In 1963 the exhibit Printing and the Mind of Man held in connection with IPEX "foreshadowed the impending impact of electronics and presaged the demise of prepress mechanics and craft practices." Writer, Ian Fleming, a collector of rare books on technology, was a major contributor to the exhibition.[1] [2]
IPEX 2017 took place at the NEC, Birmingham, UK, on 31 October - 3 November 2017. In 2018 the organisers announced that the 2017 exhibition had been the last. Ipex was thought to be the world's longest running trade expo, with its first outing in 1880. The show had seen decades of success when it switched to Birmingham's National Exhibition Centre in 1980, from its previous Earls Court home, attracting almost 100,000 visitors in the following years. It alternated every two years with mega print trade show drupa, and successfully attracted print business owners from around the world, from Europe - as they could fly to the airport located right next door - and the Commonwealth countries in particular.
It was the launch pad for many new technologies, notably digital printing, with both Indigo and Xeikon launching onto the world at the 1993 show, and shocking the industry in doing so. Both companies went on to achieve huge success, albeit on the back of several ownership changes in the volatile early years, when their technology was largely decried by print businesses.
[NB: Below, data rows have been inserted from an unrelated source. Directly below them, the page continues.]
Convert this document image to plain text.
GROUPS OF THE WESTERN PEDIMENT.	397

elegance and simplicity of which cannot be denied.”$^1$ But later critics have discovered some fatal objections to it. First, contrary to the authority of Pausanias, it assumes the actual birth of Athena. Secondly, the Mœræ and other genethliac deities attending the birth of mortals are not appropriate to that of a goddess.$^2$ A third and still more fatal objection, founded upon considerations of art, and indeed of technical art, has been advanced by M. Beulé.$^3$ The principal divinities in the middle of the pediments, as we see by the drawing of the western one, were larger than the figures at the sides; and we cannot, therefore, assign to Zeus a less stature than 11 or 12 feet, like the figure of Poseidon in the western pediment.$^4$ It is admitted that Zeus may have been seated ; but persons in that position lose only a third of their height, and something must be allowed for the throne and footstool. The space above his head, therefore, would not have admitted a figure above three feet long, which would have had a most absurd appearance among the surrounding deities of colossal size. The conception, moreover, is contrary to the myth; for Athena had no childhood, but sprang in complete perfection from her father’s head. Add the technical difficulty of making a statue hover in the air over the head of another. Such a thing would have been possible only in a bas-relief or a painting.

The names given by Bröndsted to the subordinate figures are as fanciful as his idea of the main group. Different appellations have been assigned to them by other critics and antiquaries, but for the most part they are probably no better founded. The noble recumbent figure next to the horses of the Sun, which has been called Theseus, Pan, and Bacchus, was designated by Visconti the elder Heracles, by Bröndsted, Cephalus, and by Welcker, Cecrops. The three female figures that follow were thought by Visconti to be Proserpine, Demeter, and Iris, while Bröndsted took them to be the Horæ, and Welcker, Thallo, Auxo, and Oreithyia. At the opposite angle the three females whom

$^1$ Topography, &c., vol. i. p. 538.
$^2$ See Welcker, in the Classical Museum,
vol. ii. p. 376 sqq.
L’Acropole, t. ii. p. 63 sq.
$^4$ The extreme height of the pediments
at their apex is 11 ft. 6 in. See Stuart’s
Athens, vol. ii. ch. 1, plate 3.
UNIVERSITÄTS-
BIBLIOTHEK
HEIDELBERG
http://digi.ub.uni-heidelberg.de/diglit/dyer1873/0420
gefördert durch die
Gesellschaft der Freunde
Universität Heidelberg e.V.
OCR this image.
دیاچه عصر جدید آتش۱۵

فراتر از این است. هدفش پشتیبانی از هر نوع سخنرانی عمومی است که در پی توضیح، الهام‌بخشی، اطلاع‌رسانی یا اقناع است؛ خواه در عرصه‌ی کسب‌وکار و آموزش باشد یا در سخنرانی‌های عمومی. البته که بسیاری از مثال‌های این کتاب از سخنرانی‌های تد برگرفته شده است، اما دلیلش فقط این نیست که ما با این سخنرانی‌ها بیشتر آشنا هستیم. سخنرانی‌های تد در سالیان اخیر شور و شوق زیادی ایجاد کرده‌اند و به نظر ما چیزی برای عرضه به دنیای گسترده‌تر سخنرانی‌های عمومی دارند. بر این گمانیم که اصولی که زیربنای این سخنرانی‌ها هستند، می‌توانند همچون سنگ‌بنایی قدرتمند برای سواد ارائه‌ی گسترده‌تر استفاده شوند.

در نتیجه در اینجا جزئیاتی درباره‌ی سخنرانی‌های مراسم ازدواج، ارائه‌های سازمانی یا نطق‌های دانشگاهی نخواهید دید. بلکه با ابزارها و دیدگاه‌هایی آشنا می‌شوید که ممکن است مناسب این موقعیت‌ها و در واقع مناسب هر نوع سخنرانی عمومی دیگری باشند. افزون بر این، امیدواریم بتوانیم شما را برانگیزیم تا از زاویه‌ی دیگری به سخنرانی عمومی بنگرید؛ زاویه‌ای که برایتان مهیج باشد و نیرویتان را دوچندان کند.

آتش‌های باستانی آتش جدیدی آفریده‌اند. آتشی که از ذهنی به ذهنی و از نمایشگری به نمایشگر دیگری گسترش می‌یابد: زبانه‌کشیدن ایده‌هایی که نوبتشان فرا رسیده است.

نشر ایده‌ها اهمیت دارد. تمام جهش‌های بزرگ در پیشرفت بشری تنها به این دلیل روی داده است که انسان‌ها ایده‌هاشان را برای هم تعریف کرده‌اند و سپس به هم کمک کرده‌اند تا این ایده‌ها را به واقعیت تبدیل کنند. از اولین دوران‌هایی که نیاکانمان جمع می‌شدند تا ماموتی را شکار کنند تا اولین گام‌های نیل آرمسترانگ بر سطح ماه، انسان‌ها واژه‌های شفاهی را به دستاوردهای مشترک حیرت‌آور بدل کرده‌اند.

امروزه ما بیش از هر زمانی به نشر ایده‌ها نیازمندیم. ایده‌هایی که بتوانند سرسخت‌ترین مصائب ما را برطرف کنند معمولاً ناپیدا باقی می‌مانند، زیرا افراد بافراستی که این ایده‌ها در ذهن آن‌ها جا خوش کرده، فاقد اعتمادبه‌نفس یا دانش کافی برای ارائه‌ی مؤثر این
The demise of Ipex came thanks to an ill-fated decision to switch the location for the 2014 show from the NEC, with its ultra-easy air, rail and road access, and very pleasant surrounds in Shakespeare country, to a somewhat inaccessible location in east London, the Excel Centre, with its tortuous road and rail links. Major exhibitor Heidelberg decided to pull out, causing a tsunami of other exhibitors to immediately rush out of the door, effectively killing the show, and with it a slice of the UK print trade.